An extraordinary tour de force – the strange, perversely poetic novel by the Algerian writer Amin Zaoui, is a frank sexual rites of passage where sexual discovery, death and wisdom shadow the Algerian war of Independence and the tribulations of Algeria in the 1960s
Banquet of Lies is the story of Koussaila known as Nems (the weasel), and the awakening of his unbridled passion for older women. In spite of the fact that his family is Sharif, direct descended from the prophet Muhammad, Koussaila cannot resist seeking forbidden pleasure in the arms of inappropriate women; his aunt, a cleaning lady, a Jewish neighbour and even a Catholic nun. After his first sexual experience, on the same day as Algeria’s 1965 coup d’état, Koussaila continues on a chaotic path of desire, self-disgust, literature and sex, trying to reconcile the world of Islam (in the pages of the Koran) with that of the Roumis (in the pages of Les Fleurs du Mal and Madame Bovary).

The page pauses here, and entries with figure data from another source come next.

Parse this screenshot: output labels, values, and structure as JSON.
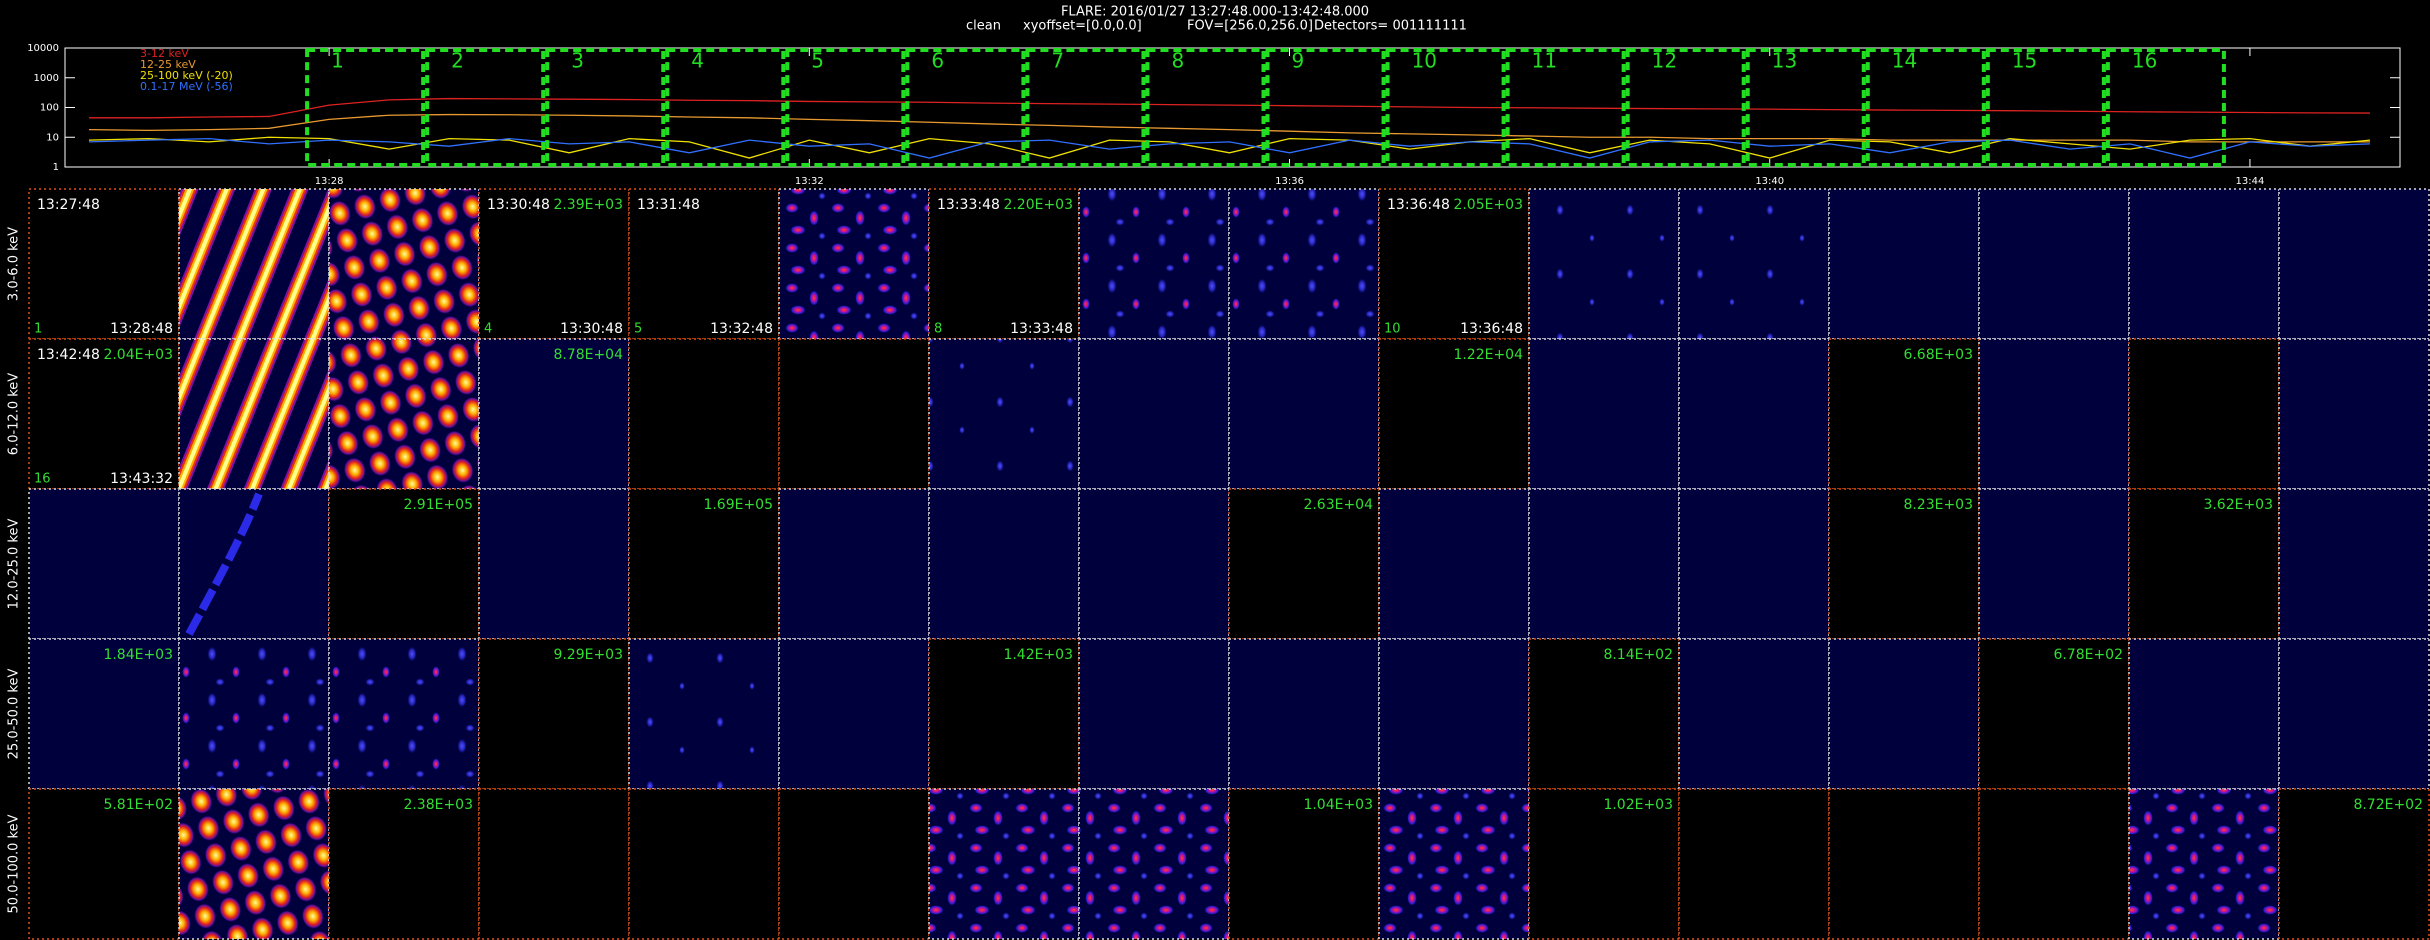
{
  "header": {
    "title": "FLARE: 2016/01/27 13:27:48.000-13:42:48.000",
    "params": [
      "clean",
      "xyoffset=[0.0,0.0]",
      "FOV=[256.0,256.0]",
      "Detectors= 001111111"
    ]
  },
  "chart_data": {
    "type": "line",
    "log_scale": true,
    "legend": "top-left",
    "x": [
      26,
      26.5,
      27,
      27.5,
      28,
      28.5,
      29,
      29.5,
      30,
      30.5,
      31,
      31.5,
      32,
      32.5,
      33,
      33.5,
      34,
      34.5,
      35,
      35.5,
      36,
      36.5,
      37,
      37.5,
      38,
      38.5,
      39,
      39.5,
      40,
      40.5,
      41,
      41.5,
      42,
      42.5,
      43,
      43.5,
      44,
      44.5,
      45
    ],
    "series": [
      {
        "name": "3-12 keV",
        "color": "#dd2222",
        "values": [
          45,
          45,
          48,
          50,
          120,
          180,
          200,
          195,
          190,
          185,
          175,
          170,
          160,
          155,
          150,
          140,
          135,
          130,
          125,
          120,
          115,
          110,
          105,
          100,
          98,
          95,
          92,
          90,
          88,
          85,
          82,
          80,
          78,
          75,
          72,
          70,
          68,
          66,
          65
        ]
      },
      {
        "name": "12-25 keV",
        "color": "#e89a30",
        "values": [
          18,
          17,
          18,
          20,
          40,
          55,
          58,
          57,
          55,
          52,
          48,
          45,
          40,
          36,
          32,
          28,
          25,
          22,
          20,
          18,
          16,
          14,
          13,
          12,
          11,
          10,
          10,
          9,
          9,
          9,
          8,
          8,
          8,
          8,
          8,
          7,
          7,
          7,
          7
        ]
      },
      {
        "name": "25-100 keV (-20)",
        "color": "#f0e000",
        "values": [
          8,
          9,
          7,
          10,
          9,
          4,
          9,
          8,
          3,
          9,
          7,
          2,
          8,
          3,
          9,
          6,
          2,
          8,
          7,
          3,
          9,
          8,
          4,
          7,
          9,
          3,
          8,
          6,
          2,
          8,
          7,
          3,
          9,
          6,
          4,
          8,
          9,
          5,
          8
        ]
      },
      {
        "name": "0.1-17 MeV (-56)",
        "color": "#3070ff",
        "values": [
          7,
          8,
          9,
          6,
          8,
          7,
          5,
          9,
          6,
          7,
          3,
          8,
          5,
          6,
          2,
          7,
          8,
          4,
          6,
          7,
          3,
          8,
          5,
          7,
          6,
          2,
          7,
          8,
          5,
          6,
          3,
          7,
          8,
          4,
          6,
          2,
          7,
          5,
          6
        ]
      }
    ],
    "xlim": [
      25.8,
      45.25
    ],
    "xticks": [
      {
        "value": 28,
        "label": "13:28"
      },
      {
        "value": 32,
        "label": "13:32"
      },
      {
        "value": 36,
        "label": "13:36"
      },
      {
        "value": 40,
        "label": "13:40"
      },
      {
        "value": 44,
        "label": "13:44"
      }
    ],
    "ylim": [
      1,
      10000
    ],
    "yticks": [
      1,
      10,
      100,
      1000,
      10000
    ],
    "interval_color": "#22dd22",
    "intervals": [
      {
        "label": "1",
        "start": 27.8,
        "end": 28.8
      },
      {
        "label": "2",
        "start": 28.8,
        "end": 29.8
      },
      {
        "label": "3",
        "start": 29.8,
        "end": 30.8
      },
      {
        "label": "4",
        "start": 30.8,
        "end": 31.8
      },
      {
        "label": "5",
        "start": 31.8,
        "end": 32.8
      },
      {
        "label": "6",
        "start": 32.8,
        "end": 33.8
      },
      {
        "label": "7",
        "start": 33.8,
        "end": 34.8
      },
      {
        "label": "8",
        "start": 34.8,
        "end": 35.8
      },
      {
        "label": "9",
        "start": 35.8,
        "end": 36.8
      },
      {
        "label": "10",
        "start": 36.8,
        "end": 37.8
      },
      {
        "label": "11",
        "start": 37.8,
        "end": 38.8
      },
      {
        "label": "12",
        "start": 38.8,
        "end": 39.8
      },
      {
        "label": "13",
        "start": 39.8,
        "end": 40.8
      },
      {
        "label": "14",
        "start": 40.8,
        "end": 41.8
      },
      {
        "label": "15",
        "start": 41.8,
        "end": 42.8
      },
      {
        "label": "16",
        "start": 42.8,
        "end": 43.8
      }
    ]
  },
  "panels": {
    "rows": [
      {
        "label": "3.0-6.0 keV",
        "cells": [
          {
            "bg": "black",
            "tl": "13:27:48",
            "br": "13:28:48",
            "bl": "1"
          },
          {
            "bg": "stripes"
          },
          {
            "bg": "dots"
          },
          {
            "bg": "black",
            "tl": "13:30:48",
            "tr": "2.39E+03",
            "br": "13:30:48",
            "bl": "4"
          },
          {
            "bg": "black",
            "tl": "13:31:48",
            "br": "13:32:48",
            "bl": "5"
          },
          {
            "bg": "redblobs"
          },
          {
            "bg": "black",
            "tl": "13:33:48",
            "tr": "2.20E+03",
            "br": "13:33:48",
            "bl": "8"
          },
          {
            "bg": "blueblobs"
          },
          {
            "bg": "blueblobs"
          },
          {
            "bg": "black",
            "tl": "13:36:48",
            "tr": "2.05E+03",
            "br": "13:36:48",
            "bl": "10"
          },
          {
            "bg": "speckle"
          },
          {
            "bg": "speckle"
          },
          {
            "bg": "navy"
          },
          {
            "bg": "navy"
          },
          {
            "bg": "navy"
          },
          {
            "bg": "navy"
          }
        ]
      },
      {
        "label": "6.0-12.0 keV",
        "cells": [
          {
            "bg": "black",
            "tl": "13:42:48",
            "tr": "2.04E+03",
            "br": "13:43:32",
            "bl": "16"
          },
          {
            "bg": "stripes"
          },
          {
            "bg": "dots"
          },
          {
            "bg": "navy",
            "tr": "8.78E+04"
          },
          {
            "bg": "black"
          },
          {
            "bg": "black"
          },
          {
            "bg": "speckle"
          },
          {
            "bg": "navy"
          },
          {
            "bg": "navy"
          },
          {
            "bg": "black",
            "tr": "1.22E+04"
          },
          {
            "bg": "navy"
          },
          {
            "bg": "navy"
          },
          {
            "bg": "black",
            "tr": "6.68E+03"
          },
          {
            "bg": "navy"
          },
          {
            "bg": "black"
          },
          {
            "bg": "navy"
          }
        ]
      },
      {
        "label": "12.0-25.0 keV",
        "cells": [
          {
            "bg": "navy"
          },
          {
            "bg": "streak"
          },
          {
            "bg": "black",
            "tr": "2.91E+05"
          },
          {
            "bg": "navy"
          },
          {
            "bg": "black",
            "tr": "1.69E+05"
          },
          {
            "bg": "navy"
          },
          {
            "bg": "navy"
          },
          {
            "bg": "navy"
          },
          {
            "bg": "black",
            "tr": "2.63E+04"
          },
          {
            "bg": "navy"
          },
          {
            "bg": "navy"
          },
          {
            "bg": "navy"
          },
          {
            "bg": "black",
            "tr": "8.23E+03"
          },
          {
            "bg": "navy"
          },
          {
            "bg": "black",
            "tr": "3.62E+03"
          },
          {
            "bg": "navy"
          }
        ]
      },
      {
        "label": "25.0-50.0 keV",
        "cells": [
          {
            "bg": "navy",
            "tr": "1.84E+03"
          },
          {
            "bg": "blueblobs"
          },
          {
            "bg": "blueblobs"
          },
          {
            "bg": "black",
            "tr": "9.29E+03"
          },
          {
            "bg": "speckle"
          },
          {
            "bg": "navy"
          },
          {
            "bg": "black",
            "tr": "1.42E+03"
          },
          {
            "bg": "navy"
          },
          {
            "bg": "navy"
          },
          {
            "bg": "navy"
          },
          {
            "bg": "black",
            "tr": "8.14E+02"
          },
          {
            "bg": "navy"
          },
          {
            "bg": "navy"
          },
          {
            "bg": "black",
            "tr": "6.78E+02"
          },
          {
            "bg": "navy"
          },
          {
            "bg": "navy"
          }
        ]
      },
      {
        "label": "50.0-100.0 keV",
        "cells": [
          {
            "bg": "black",
            "tr": "5.81E+02"
          },
          {
            "bg": "dots"
          },
          {
            "bg": "black",
            "tr": "2.38E+03"
          },
          {
            "bg": "black"
          },
          {
            "bg": "black"
          },
          {
            "bg": "black"
          },
          {
            "bg": "redblobs"
          },
          {
            "bg": "redblobs"
          },
          {
            "bg": "black",
            "tr": "1.04E+03"
          },
          {
            "bg": "redblobs"
          },
          {
            "bg": "black",
            "tr": "1.02E+03"
          },
          {
            "bg": "black"
          },
          {
            "bg": "black"
          },
          {
            "bg": "black"
          },
          {
            "bg": "redblobs"
          },
          {
            "bg": "black",
            "tr": "8.72E+02"
          }
        ]
      }
    ]
  }
}
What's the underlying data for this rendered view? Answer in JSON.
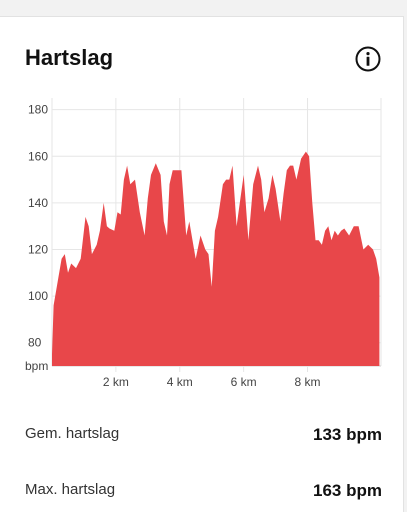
{
  "header": {
    "title": "Hartslag"
  },
  "icons": {
    "info": "info-circle-icon"
  },
  "colors": {
    "fill": "#e8474a",
    "grid": "#e6e6e6",
    "axis_text": "#444444"
  },
  "chart_data": {
    "type": "area",
    "title": "",
    "ylabel": "bpm",
    "xlabel": "",
    "yticks": [
      {
        "value": 80,
        "label": "80"
      },
      {
        "value": 100,
        "label": "100"
      },
      {
        "value": 120,
        "label": "120"
      },
      {
        "value": 140,
        "label": "140"
      },
      {
        "value": 160,
        "label": "160"
      },
      {
        "value": 180,
        "label": "180"
      }
    ],
    "xticks": [
      {
        "value": 2,
        "label": "2 km"
      },
      {
        "value": 4,
        "label": "4 km"
      },
      {
        "value": 6,
        "label": "6 km"
      },
      {
        "value": 8,
        "label": "8 km"
      }
    ],
    "ylim": [
      70,
      185
    ],
    "xlim": [
      0,
      10.3
    ],
    "grid": true,
    "x": [
      0,
      0.05,
      0.15,
      0.3,
      0.4,
      0.5,
      0.6,
      0.75,
      0.9,
      1.05,
      1.15,
      1.25,
      1.4,
      1.5,
      1.62,
      1.72,
      1.8,
      1.95,
      2.05,
      2.15,
      2.25,
      2.35,
      2.45,
      2.6,
      2.75,
      2.9,
      3.0,
      3.1,
      3.25,
      3.4,
      3.5,
      3.6,
      3.68,
      3.78,
      3.9,
      4.05,
      4.2,
      4.3,
      4.4,
      4.5,
      4.65,
      4.8,
      4.9,
      5.0,
      5.1,
      5.2,
      5.35,
      5.45,
      5.55,
      5.65,
      5.78,
      5.88,
      6.0,
      6.15,
      6.3,
      6.45,
      6.55,
      6.65,
      6.78,
      6.9,
      7.0,
      7.15,
      7.25,
      7.35,
      7.45,
      7.55,
      7.65,
      7.8,
      7.95,
      8.05,
      8.15,
      8.25,
      8.35,
      8.45,
      8.55,
      8.65,
      8.75,
      8.85,
      8.95,
      9.05,
      9.15,
      9.3,
      9.45,
      9.6,
      9.75,
      9.9,
      10.05,
      10.15,
      10.25
    ],
    "series": [
      {
        "values": [
          75,
          96,
          104,
          116,
          118,
          110,
          114,
          112,
          116,
          134,
          130,
          118,
          122,
          128,
          140,
          130,
          129,
          128,
          136,
          135,
          150,
          156,
          148,
          150,
          136,
          126,
          142,
          152,
          157,
          152,
          132,
          126,
          148,
          154,
          154,
          154,
          126,
          132,
          124,
          116,
          126,
          120,
          118,
          104,
          128,
          134,
          148,
          150,
          150,
          156,
          130,
          140,
          152,
          124,
          148,
          156,
          150,
          136,
          142,
          152,
          146,
          132,
          144,
          154,
          156,
          156,
          150,
          159,
          162,
          160,
          140,
          124,
          124,
          122,
          128,
          130,
          124,
          128,
          126,
          128,
          129,
          126,
          130,
          130,
          120,
          122,
          120,
          116,
          108
        ]
      }
    ]
  },
  "stats": [
    {
      "label": "Gem. hartslag",
      "value": "133 bpm"
    },
    {
      "label": "Max. hartslag",
      "value": "163 bpm"
    }
  ]
}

Praise for Banquet of Lies
‘Amin Zaoui treats the theme of obsession with older women in a subtle and unsettling manner…A succession of short scenes interspersed with terse observations, it achieves internal coherence thanks in no small part to the symbolic interplay of character and context…Frank Wynne has produced a fluent English translation.’
Times Literary Supplement
It makes for a lot of overwrought writing, but for long stretches it’s surprisingly engaging…an odd — and sexually excessive (and bizarre) — testament of the times, but there’s something to it. Admirably, the English edition is, in fact, a bilingual one. Frank Wynne’s translation reads well, but with language like this there’s a lot to be said for having the original side by side with the translated text.
Complete Review
‘It s a stream-of-consciousness/semi autobiographical/confessional tale -shades of Henry Miller with some Gustave Flaubert thrown in for good measure. A sensational and shocking read in the true sense of the word.’